Louisiana lawmakers winding down coronavirus special session
BATON ROUGE, La. (AP) — Louisiana lawmakers held behind-the-scenes negotiations on a state operating budget and put the finishing touches on business tax breaks and other coronavirus response measures, as they reached the final hours of a special session that must end Tuesday.
A unanimous House vote Monday gave final passage to a bill using $50 million in federal aid to provide $250 one-time “hazard pay” checks to thousands of Louisiana’s front-line employees who stayed on their jobs in the early days of the virus outbreak.
The Senate voted 33-2 to shield K-12 schools and colleges from most civil lawsuits from students and teachers who contract the COVID-19 disease caused by the coronavirus — but only after narrowing the bill’s scope to apply to the current pandemic rather than any further infectious disease outbreaks. It requires additional votes before it can reach Gov. John Bel Edwards’ desk.
What remained to be settled is a final deal on the $34 billion state operating budget to keep government programs and services up and running when the new financial year begins Wednesday.
Also outstanding was the business lobby’s main priority for the session, changes to the civil justice system aimed at lessening damage claims that can be awarded in car wreck lawsuits.

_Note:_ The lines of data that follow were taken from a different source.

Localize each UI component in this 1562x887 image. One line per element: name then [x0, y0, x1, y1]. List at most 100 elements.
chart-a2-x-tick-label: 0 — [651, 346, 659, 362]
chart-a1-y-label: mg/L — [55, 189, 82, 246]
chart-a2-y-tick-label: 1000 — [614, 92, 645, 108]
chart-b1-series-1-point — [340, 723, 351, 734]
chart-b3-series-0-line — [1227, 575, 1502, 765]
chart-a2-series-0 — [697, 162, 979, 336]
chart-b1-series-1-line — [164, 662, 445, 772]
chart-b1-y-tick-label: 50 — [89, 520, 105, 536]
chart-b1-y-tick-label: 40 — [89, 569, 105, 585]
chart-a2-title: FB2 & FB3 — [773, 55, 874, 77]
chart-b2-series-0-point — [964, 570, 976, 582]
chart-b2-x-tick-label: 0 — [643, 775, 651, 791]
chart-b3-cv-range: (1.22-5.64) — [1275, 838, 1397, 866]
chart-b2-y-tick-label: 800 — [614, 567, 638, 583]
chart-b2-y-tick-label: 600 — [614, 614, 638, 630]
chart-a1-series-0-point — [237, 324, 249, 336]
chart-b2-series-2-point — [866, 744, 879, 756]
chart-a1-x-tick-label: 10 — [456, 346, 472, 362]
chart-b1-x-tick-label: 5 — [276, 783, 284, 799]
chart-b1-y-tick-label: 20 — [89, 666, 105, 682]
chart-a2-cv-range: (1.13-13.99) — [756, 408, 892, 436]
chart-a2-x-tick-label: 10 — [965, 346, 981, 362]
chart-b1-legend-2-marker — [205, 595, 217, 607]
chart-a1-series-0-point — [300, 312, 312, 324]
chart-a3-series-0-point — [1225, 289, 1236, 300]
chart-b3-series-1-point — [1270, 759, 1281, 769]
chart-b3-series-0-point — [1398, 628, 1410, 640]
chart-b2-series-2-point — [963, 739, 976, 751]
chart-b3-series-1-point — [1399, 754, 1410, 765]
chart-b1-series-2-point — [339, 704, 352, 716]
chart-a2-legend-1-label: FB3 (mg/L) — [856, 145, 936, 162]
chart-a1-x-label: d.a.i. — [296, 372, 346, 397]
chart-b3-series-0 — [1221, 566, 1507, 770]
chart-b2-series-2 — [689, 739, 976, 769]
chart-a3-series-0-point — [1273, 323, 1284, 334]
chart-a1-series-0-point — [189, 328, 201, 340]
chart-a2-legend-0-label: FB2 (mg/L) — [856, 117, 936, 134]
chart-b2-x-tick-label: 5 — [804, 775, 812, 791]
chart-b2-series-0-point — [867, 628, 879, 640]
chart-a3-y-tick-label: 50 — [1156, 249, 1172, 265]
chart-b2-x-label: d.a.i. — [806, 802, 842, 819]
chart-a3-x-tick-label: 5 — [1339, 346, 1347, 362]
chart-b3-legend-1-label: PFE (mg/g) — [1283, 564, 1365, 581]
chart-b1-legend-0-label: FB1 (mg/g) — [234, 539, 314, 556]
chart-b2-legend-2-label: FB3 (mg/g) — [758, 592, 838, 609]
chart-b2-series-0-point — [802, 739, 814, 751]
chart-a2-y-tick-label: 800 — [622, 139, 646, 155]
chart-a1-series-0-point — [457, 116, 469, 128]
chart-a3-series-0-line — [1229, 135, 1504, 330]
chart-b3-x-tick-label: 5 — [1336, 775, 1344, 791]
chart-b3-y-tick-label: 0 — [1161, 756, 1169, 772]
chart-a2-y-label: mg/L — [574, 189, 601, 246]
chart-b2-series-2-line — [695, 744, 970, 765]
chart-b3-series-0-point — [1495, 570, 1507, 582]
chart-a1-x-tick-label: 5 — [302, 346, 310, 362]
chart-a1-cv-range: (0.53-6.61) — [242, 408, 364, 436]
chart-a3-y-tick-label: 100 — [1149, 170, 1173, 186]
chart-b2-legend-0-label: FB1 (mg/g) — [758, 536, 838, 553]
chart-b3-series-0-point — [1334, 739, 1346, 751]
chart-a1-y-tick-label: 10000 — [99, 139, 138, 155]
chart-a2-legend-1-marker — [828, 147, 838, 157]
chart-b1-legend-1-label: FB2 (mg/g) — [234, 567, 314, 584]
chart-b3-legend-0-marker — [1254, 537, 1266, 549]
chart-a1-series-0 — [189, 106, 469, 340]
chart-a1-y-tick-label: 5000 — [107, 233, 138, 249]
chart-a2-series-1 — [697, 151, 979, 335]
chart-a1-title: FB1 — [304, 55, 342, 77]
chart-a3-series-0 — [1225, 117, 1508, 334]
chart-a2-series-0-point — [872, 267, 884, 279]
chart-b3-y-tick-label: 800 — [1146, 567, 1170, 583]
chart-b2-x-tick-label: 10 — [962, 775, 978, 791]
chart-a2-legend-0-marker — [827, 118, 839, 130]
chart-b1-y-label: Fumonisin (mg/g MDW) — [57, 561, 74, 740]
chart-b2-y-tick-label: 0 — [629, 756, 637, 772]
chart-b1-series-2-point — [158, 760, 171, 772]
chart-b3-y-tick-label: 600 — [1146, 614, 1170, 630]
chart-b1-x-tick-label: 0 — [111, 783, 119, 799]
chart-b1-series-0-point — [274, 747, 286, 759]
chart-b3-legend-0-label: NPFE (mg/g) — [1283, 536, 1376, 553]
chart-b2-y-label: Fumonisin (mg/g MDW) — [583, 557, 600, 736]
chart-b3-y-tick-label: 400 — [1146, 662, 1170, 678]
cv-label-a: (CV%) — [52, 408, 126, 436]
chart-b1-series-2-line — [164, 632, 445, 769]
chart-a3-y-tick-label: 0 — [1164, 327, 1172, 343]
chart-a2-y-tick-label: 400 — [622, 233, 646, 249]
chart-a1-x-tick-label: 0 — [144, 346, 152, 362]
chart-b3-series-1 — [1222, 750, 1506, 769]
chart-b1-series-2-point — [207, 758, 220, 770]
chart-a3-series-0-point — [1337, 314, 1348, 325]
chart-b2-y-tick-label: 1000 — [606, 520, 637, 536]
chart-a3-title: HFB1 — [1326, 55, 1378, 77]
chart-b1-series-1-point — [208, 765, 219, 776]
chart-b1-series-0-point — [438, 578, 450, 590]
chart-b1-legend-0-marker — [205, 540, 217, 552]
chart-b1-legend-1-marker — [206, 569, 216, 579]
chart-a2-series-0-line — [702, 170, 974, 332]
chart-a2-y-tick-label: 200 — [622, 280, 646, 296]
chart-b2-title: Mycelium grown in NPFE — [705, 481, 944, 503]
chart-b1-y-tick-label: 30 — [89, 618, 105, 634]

Supporters claim the effort will lower insurance rates by making litigation less lucrative, while opponents call it a giveaway to business that will damage injured people’s ability to receive adequate compensation. Multiple bills were being considered, and Republican lawmakers were trying to reach a final deal with business groups that they hoped could avoid an Edwards veto.
The majority-Republican House and Senate called themselves into the 30-day special session June 1. It was only the second time in state history that lawmakers set their own agenda for a special session, rather than letting a governor dictate the plans.
The agenda was crafted in heavy consultation with business lobbying groups, and featured several tax break expansions and civil legal system measures those organizations have sought for years.
GOP lawmakers said businesses need state help to recover from closures and operation restrictions ordered by the Democratic governor to respond to the pandemic.
“Our economy is based on private businesses in our state,” said Sen. Barrow Peacock, a Shreveport Republican, during debate Monday on a tax break bill. He added: “It’s employment that we’re trying to encourage here.”
Democrats have pushed back on giving out millions of dollars in tax breaks, saying the approach is unfocused, won’t specifically help virus-impacted businesses and could worsen state budget problems caused by the outbreak.
“You’re asking to go back into a deficit in an already uncertain time,” said Sen. Katrina Jackson, a Monroe Democrat.
In response to the tax break expansions, House Democrats successfully carved out a small slice of federal coronavirus aid to give thousands of grocery store workers, janitors, nursing home employees, bus drivers, EMS workers, sanitation workers and health care employees a one-time $250 payment. That’s the equivalent of a week’s worth of state unemployment.
The money would be doled out on a first-come, first-served basis to as many as 200,000 people who apply and meet the criteria. They can earn no more than $50,000 a year and had to report to a job outside of their home for at least 200 hours from March 22 through May 14. They also have to hold one of the long list of jobs considered “essential critical infrastructure,” under the bill.
Nearing final passage is a measure aimed at giving schools protections from virus-related lawsuits as they prepare to reopen in August.
The proposal by Republican Rep. Buddy Mincey, a former Livingston Parish School Board member, would keep people exposed to COVID-19 at a school or school facility from being able to sue for damages unless they can prove the high legal standard of “grossly negligent or wanton or reckless misconduct.”
The protections would be given to public and private K-12 schools; charter schools; and public and private colleges and universities.
The bill is retroactive to March 11. While Mincey sought to apply the legislation to any declared state emergency for an infectious disease, senators limited it to COVID-19. Mincey refused to agree to the changes, so negotiations continue on a final version of the proposal.